According to the scheme, one target avatar image can be synthesized and output, the driving parameters of the avatar can be continuously input, and multiple frames of target avatar images can be synthesized and output as a video. Alternatively, when the real figures are used to drive the figures, if the related pictures contain a plurality of real figures, the corresponding figures can be respectively driven by the real figures, the figures corresponding to the real figures can be synthesized in one picture and output, and the positions of the figures in the picture are the same as the positions of the corresponding real figures in the original picture.

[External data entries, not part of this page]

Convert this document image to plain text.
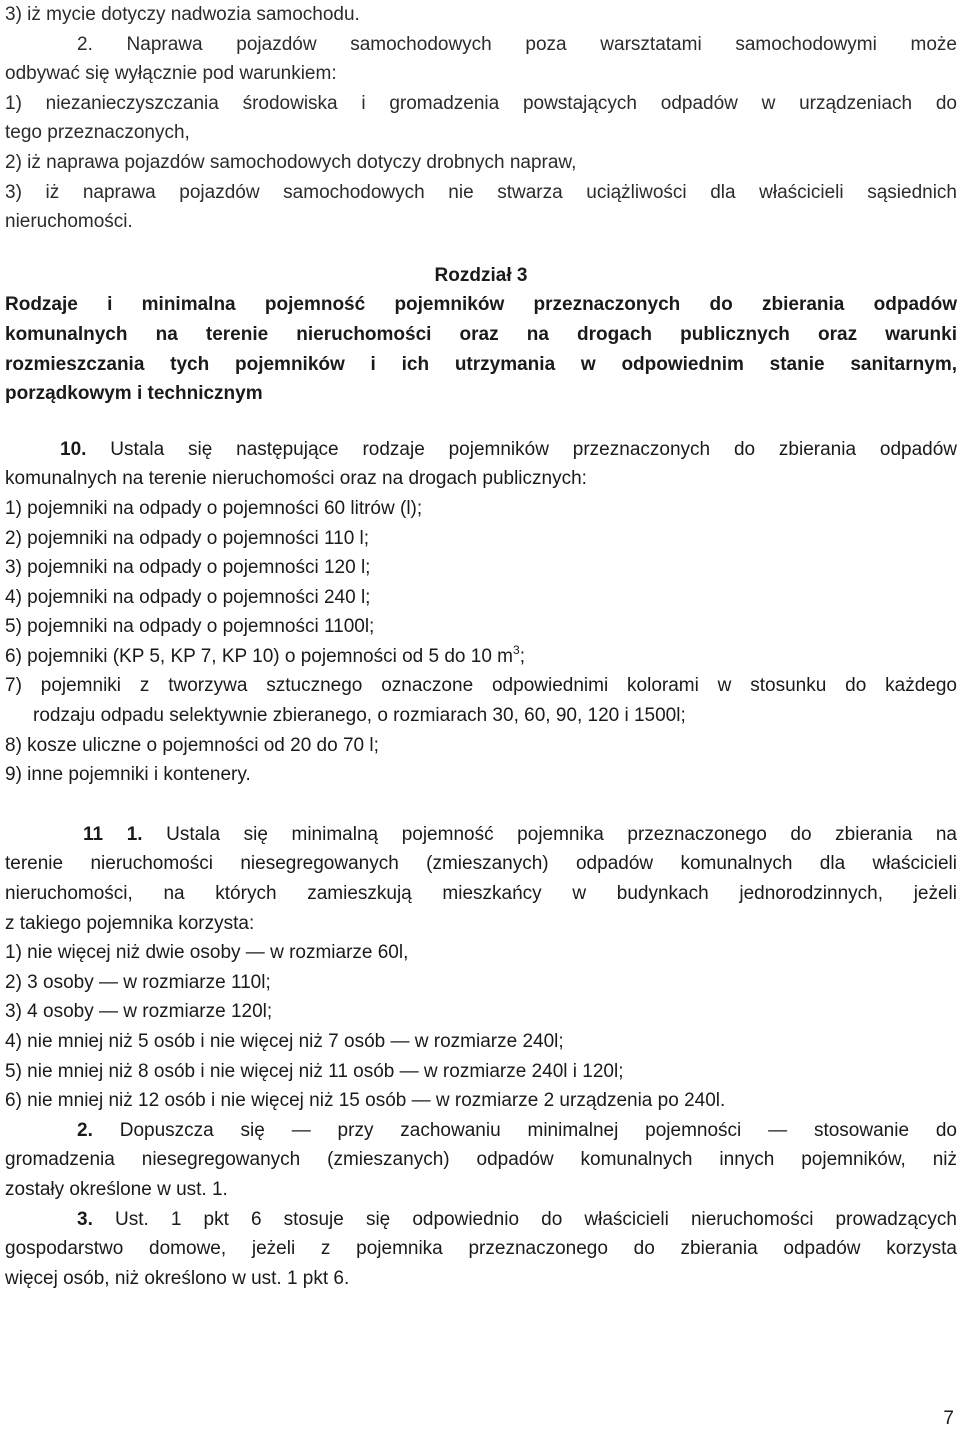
3) iż mycie dotyczy nadwozia samochodu.

2. Naprawa pojazdów samochodowych poza warsztatami samochodowymi może

odbywać się wyłącznie pod warunkiem:

1) niezanieczyszczania środowiska i gromadzenia powstających odpadów w urządzeniach do

tego przeznaczonych,

2) iż naprawa pojazdów samochodowych dotyczy drobnych napraw,

3) iż naprawa pojazdów samochodowych nie stwarza uciążliwości dla właścicieli sąsiednich

nieruchomości.

Rozdział 3

Rodzaje i minimalna pojemność pojemników przeznaczonych do zbierania odpadów

komunalnych na terenie nieruchomości oraz na drogach publicznych oraz warunki

rozmieszczania tych pojemników i ich utrzymania w odpowiednim stanie sanitarnym,

porządkowym i technicznym

10. Ustala się następujące rodzaje pojemników przeznaczonych do zbierania odpadów

komunalnych na terenie nieruchomości oraz na drogach publicznych:

1) pojemniki na odpady o pojemności 60 litrów (l);

2) pojemniki na odpady o pojemności 110 l;

3) pojemniki na odpady o pojemności 120 l;

4) pojemniki na odpady o pojemności 240 l;

5) pojemniki na odpady o pojemności 1100l;

6) pojemniki (KP 5, KP 7, KP 10) o pojemności od 5 do 10 $m^3$;

7) pojemniki z tworzywa sztucznego oznaczone odpowiednimi kolorami w stosunku do każdego

rodzaju odpadu selektywnie zbieranego, o rozmiarach 30, 60, 90, 120 i 1500l;

8) kosze uliczne o pojemności od 20 do 70 l;

9) inne pojemniki i kontenery.

11 1. Ustala się minimalną pojemność pojemnika przeznaczonego do zbierania na

terenie nieruchomości niesegregowanych (zmieszanych) odpadów komunalnych dla właścicieli

nieruchomości, na których zamieszkują mieszkańcy w budynkach jednorodzinnych, jeżeli

z takiego pojemnika korzysta:

1) nie więcej niż dwie osoby — w rozmiarze 60l,

2) 3 osoby — w rozmiarze 110l;

3) 4 osoby — w rozmiarze 120l;

4) nie mniej niż 5 osób i nie więcej niż 7 osób — w rozmiarze 240l;

5) nie mniej niż 8 osób i nie więcej niż 11 osób — w rozmiarze 240l i 120l;

6) nie mniej niż 12 osób i nie więcej niż 15 osób — w rozmiarze 2 urządzenia po 240l.

2. Dopuszcza się — przy zachowaniu minimalnej pojemności — stosowanie do

gromadzenia niesegregowanych (zmieszanych) odpadów komunalnych innych pojemników, niż

zostały określone w ust. 1.

3. Ust. 1 pkt 6 stosuje się odpowiednio do właścicieli nieruchomości prowadzących

gospodarstwo domowe, jeżeli z pojemnika przeznaczonego do zbierania odpadów korzysta

więcej osób, niż określono w ust. 1 pkt 6.

7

Referring to fig. 4, fig. 4 is a schematic diagram of a single picture including a plurality of avatars according to a second embodiment of the present disclosure, wherein each of the avatars in the picture corresponds to one of the avatars in the picture, and a position of each of the avatars in the picture is the same as a position of the corresponding avatar in the picture.

Example III

Fig. 5 is a block diagram of an avatar composition apparatus according to a third embodiment of the present disclosure, which may perform the avatar composition method of the above-described embodiment, and referring to fig. 5, the apparatus may include:

An acquisition module 31 for acquiring avatar driving parameters including a head pose parameter and an expression parameter and a picture sample containing an avatar;

a determining module 32 for inputting the head pose parameters and expression parameters and the picture samples into a pre-trained avatar composition network, outputting a picture containing a target avatar from the avatar composition network;

The third embodiment of the present disclosure provides an avatar composition apparatus, by acquiring an avatar driving parameter and a picture sample including an avatar, the avatar driving parameter including a head posture parameter and an expression parameter; inputting the head posture parameters and the expression parameters as well as the picture samples into a pre-trained avatar composition network, and outputting a picture containing a target avatar by the avatar composition network; the image synthesis network comprises a head posture adjustment module and an expression adjustment module, wherein the head posture adjustment module is used for adjusting the head posture corresponding to the virtual image according to the head posture parameters and the expression parameters to obtain a first image picture; the expression adjustment module is used for adjusting the expression of the virtual image in the first image picture according to the head gesture parameter and the expression parameter to obtain a picture containing the target virtual image. According to the scheme, the virtual image in the image sample can be adjusted by utilizing the image synthesis network, so that the image containing the target virtual image is obtained, a three-dimensional model of the virtual image in the image sample is not required to be constructed, the synthesis step of the virtual image is simplified, the head posture of the virtual image is adjusted by utilizing the head posture adjustment module of the image synthesis network, the expression of the virtual image is adjusted by utilizing the expression adjustment module on the basis, and the accuracy of the virtual image synthesis result is improved.

Based on the above embodiment, the determining module 32 is specifically configured to:

Determining a first weight of the head pose parameter and a second weight of the expression parameter, the first weight being greater than the second weight;

And weighting the head posture parameters according to the first weight and the expression parameters according to the second weight, and inputting the weighted head posture parameters, the weighted expression parameters and the picture samples into the head posture adjustment module so as to adjust the head posture corresponding to the virtual image, so that the head posture corresponding to the virtual image is consistent with the weighted head posture parameters, and a first image picture is obtained.

Determining a third weight of the head pose parameter and a fourth weight of the expression parameter, the third weight being less than the fourth weight;

And weighting the head gesture parameters according to the third weight and the expression parameters according to the fourth weight, and inputting the weighted head gesture parameters, the weighted expression parameters and the first image picture into the expression adjustment module so as to adjust the expression of the virtual image in the first image picture, so that the expression of the virtual image in the first image picture is consistent with the weighted expression parameters, and a picture containing the target virtual image is obtained.

Based on the above embodiment, the obtaining module 31 is specifically configured to:

acquiring a picture containing a sample image;

And identifying a sample image in the picture, and obtaining a head posture parameter and an expression parameter corresponding to the sample image as virtual image driving parameters.

acquiring a text to be recognized, and converting the text to be recognized into audio;

and generating a head posture parameter and an expression parameter according to the voice characteristics of the audio frequency to obtain an virtual image driving parameter.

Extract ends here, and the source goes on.